Thursday, January 5, 2012

Perfection Through Incompetence (Part III)

(Go to Part I - Part II)

According to local news outlets, the Angel Tree program helped between 9,000 and 30,000 children in the area this year - the wide spread in reported numbers depends on where you look.  It is possible the article that quoted the 9,000 number meant “families” instead of “children” but that doesn’t really match up too well with the average number of kids-per-household I saw listed on the applications.  I would say closer to two kids per family in the eligible age group rather than three or more.  It is also possible that 30,000 tags were printed and 9,000 kids were actually helped.  Maybe there is some confusion between the Angel Tree program and the closely related Toys for Tots program.  Maybe the numbers were pulled out of thin air.
Regardless of the reasoning behind the huge difference in reported numbers, this is largely a paperwork-driven process. 
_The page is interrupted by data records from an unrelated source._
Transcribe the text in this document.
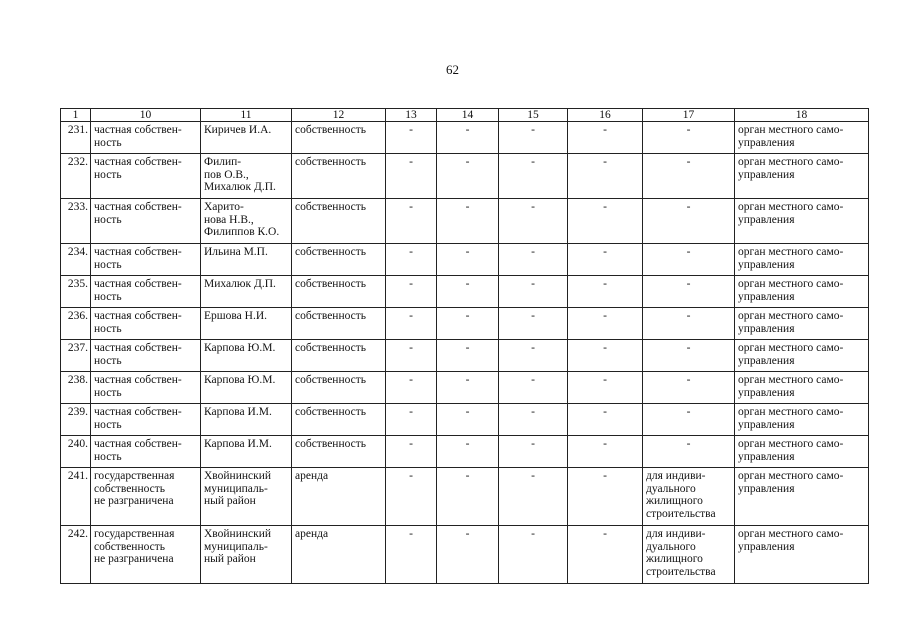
62
1	10	11	12	13	14	15	16	17	18
231.	частная собствен-
ность	Киричев И.А.	собственность	-	-	-	-	-	орган местного само-
управления

232.	частная собствен-
ность	Филип-
пов О.В.,
Михалюк Д.П.	собственность	-	-	-	-	-	орган местного само-
управления

233.	частная собствен-
ность	Харито-
нова Н.В.,
Филиппов К.О.	собственность	-	-	-	-	-	орган местного само-
управления

234.	частная собствен-
ность	Ильина М.П.	собственность	-	-	-	-	-	орган местного само-
управления

235.	частная собствен-
ность	Михалюк Д.П.	собственность	-	-	-	-	-	орган местного само-
управления

236.	частная собствен-
ность	Ершова Н.И.	собственность	-	-	-	-	-	орган местного само-
управления

237.	частная собствен-
ность	Карпова Ю.М.	собственность	-	-	-	-	-	орган местного само-
управления

238.	частная собствен-
ность	Карпова Ю.М.	собственность	-	-	-	-	-	орган местного само-
управления

239.	частная собствен-
ность	Карпова И.М.	собственность	-	-	-	-	-	орган местного само-
управления

240.	частная собствен-
ность	Карпова И.М.	собственность	-	-	-	-	-	орган местного само-
управления

241.	государственная
собственность
не разграничена	Хвойнинский
муниципаль-
ный район	аренда	-	-	-	-	для индиви-
дуального
жилищного
строительства	орган местного само-
управления

242.	государственная
собственность
не разграничена	Хвойнинский
муниципаль-
ный район	аренда	-	-	-	-	для индиви-
дуального
жилищного
строительства	орган местного само-
управления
Assuming each family had two kids in need that’s between 4,500 and 15,000 paper applications to be processed.  From what I saw no computers were used during the interview procedure (although during the tag fabrication process they are - more on that later). Once a person was approved for aid their name was sloppily hand-copied from what could be deciphered from the handwritten application onto a piece of paper and a receipt of sorts was given to them.  The receipt would later be presented to the SA when it came time to pick up their items from the distribution center.
The distribution center location was not confirmed until many of the interviews (a week’s worth, I believe) had already been completed.  The best that could be done was to tell each of the applicants after their approval was to visit a certain website (printed on the back of their receipt) every day to see where they needed to show up.  
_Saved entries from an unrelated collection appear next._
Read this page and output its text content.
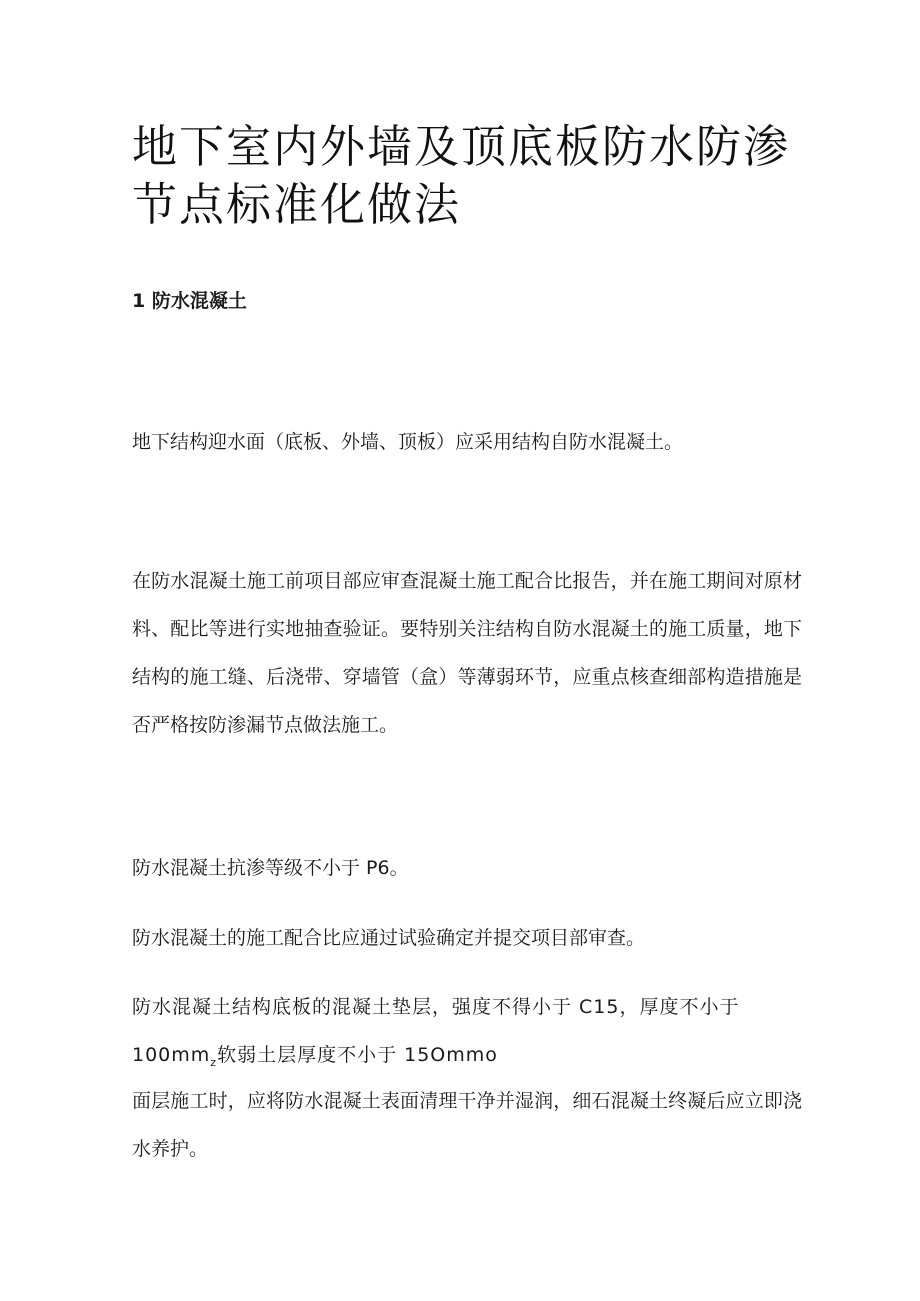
地下室内外墙及顶底板防水防渗节点标准化做法
1 防水混凝土

地下结构迎水面（底板、外墙、顶板）应采用结构自防水混凝土。

在防水混凝土施工前项目部应审查混凝土施工配合比报告，并在施工期间对原材料、配比等进行实地抽查验证。要特别关注结构自防水混凝土的施工质量，地下结构的施工缝、后浇带、穿墙管（盒）等薄弱环节，应重点核查细部构造措施是否严格按防渗漏节点做法施工。

防水混凝土抗渗等级不小于 P6。

防水混凝土的施工配合比应通过试验确定并提交项目部审查。

防水混凝土结构底板的混凝土垫层，强度不得小于 C15，厚度不小于
$100mm_z$软弱土层厚度不小于 15Ommo

面层施工时，应将防水混凝土表面清理干净并湿润，细石混凝土终凝后应立即浇水养护。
Based on the level of need I saw in some of these folks and the deer-in-the-headlights looks I occasionally got when I mentioned that they would need to check an online address on the back of the receipt for the pickup location, I wondered how many of them actually had the ability (access- or knowledge-wise) to “simply go to a website” to find that information. On the other hand, they somehow found out where and when to be and what paperwork to bring with them in order to fill out these forms in the first place, so perhaps that same mechanism alerts these folks to where they need to go to pick up their stuff. In any case, many just nodded, thanked me (or grunted), and left.
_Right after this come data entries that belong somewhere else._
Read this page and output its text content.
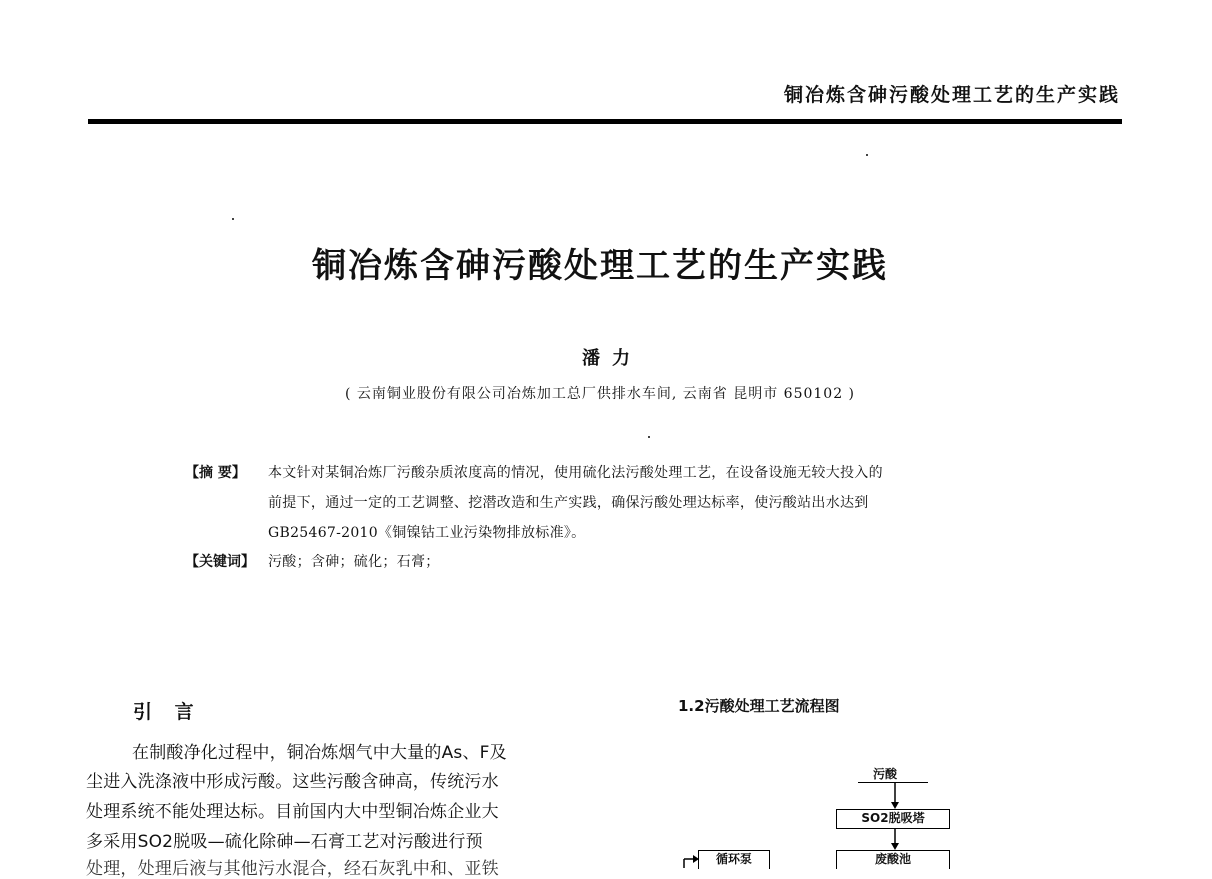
铜冶炼含砷污酸处理工艺的生产实践
铜冶炼含砷污酸处理工艺的生产实践
潘力
( 云南铜业股份有限公司冶炼加工总厂供排水车间, 云南省 昆明市 650102 )
【摘 要】 本文针对某铜冶炼厂污酸杂质浓度高的情况，使用硫化法污酸处理工艺，在设备设施无较大投入的
前提下，通过一定的工艺调整、挖潜改造和生产实践，确保污酸处理达标率，使污酸站出水达到
GB25467-2010《铜镍钴工业污染物排放标准》。
【关键词】 污酸；含砷；硫化；石膏；
引 言
在制酸净化过程中，铜冶炼烟气中大量的As、F及
尘进入洗涤液中形成污酸。这些污酸含砷高，传统污水
处理系统不能处理达标。目前国内大中型铜冶炼企业大
多采用SO2脱吸—硫化除砷—石膏工艺对污酸进行预
处理，处理后液与其他污水混合，经石灰乳中和、亚铁
1.2污酸处理工艺流程图
污酸
SO2脱吸塔
废酸池
循环泵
Given the huge volume of paperwork that needs to be processed each year, I would have thought that computers or at least photocopiers would be used to streamline the process or make this critical yet extremely error-prone stage of the process more trackable. You could argue that computers and copiers are expensive to buy, expensive to upkeep, prone to failure, impersonal, and require at least some training to use while a pencil and paper are pretty much the opposite of those things and gets the job done well enough... and you would be right.  
In fact, I would say the existence of this paperwork nightmare is one of the keys to getting this job done “precisely well enough”.